Allez, s’il vous plaît, dans le parc de Kalemegdan et vous y verrez le monument non pas dédié à Voltaire, à Montesquieu ou à Hugo, mais à la France. Vous pourrez y lire l’inscription suivante : « Nous aimons la France comme elle nous a aimés ». Notre allié durant la Première Guerre mondiale était la France et elle a sauvé notre Nation. À cette époque, nous étions proches de l’anéantissement. Nous ne l’oublierons jamais. Elle a accepté notre armée et a imposé un protectorat allant jusqu’à l’île de Corfou. Notre armée a récupéré et la France a accepté nos soldats malades et blessés ainsi que nos enfants pour les éduquer. Finalement, ensemble, nous avons vaincu l’ennemi et avons terminé la guerre en vainqueurs. Et dans le cœur des Serbes, la France aura toujours une place à part.

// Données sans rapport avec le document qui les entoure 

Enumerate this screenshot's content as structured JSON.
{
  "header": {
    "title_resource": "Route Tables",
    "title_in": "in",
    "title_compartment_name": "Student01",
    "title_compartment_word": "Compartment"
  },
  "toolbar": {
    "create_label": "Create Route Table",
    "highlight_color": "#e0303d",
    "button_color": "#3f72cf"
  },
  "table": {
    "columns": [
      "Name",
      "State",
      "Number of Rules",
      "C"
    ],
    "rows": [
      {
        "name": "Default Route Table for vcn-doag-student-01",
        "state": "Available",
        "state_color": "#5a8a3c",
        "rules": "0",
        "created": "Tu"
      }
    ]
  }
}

Vous êtes confiant en l’avenir ?
Je suis très confiant, mais, en même temps, j’ai très peur de la possibilité de rater une opportunité. L’éventualité d’un regain de pouvoir des forces politiques qui ont gouverné la Serbie avant 2000 aurait des conséquences extrêmement tragiques sur notre avenir. Justement, je disais, il y a quelque temps, dans une interview à un journal serbe, que c’était le moment de suivre l’exemple de la France – je me réfère à la mobilisation de la population française pour empêcher l’éventuelle élection lors des dernières élections présidentielles de Le Pen à la tête de la République. En Serbie, nous mobilisons toute la Nation pour prévenir de la tragédie d’une victoire possible de ces partis politiques. La vraie question est, comme Shakespeare l’a dit : être ou ne pas être ?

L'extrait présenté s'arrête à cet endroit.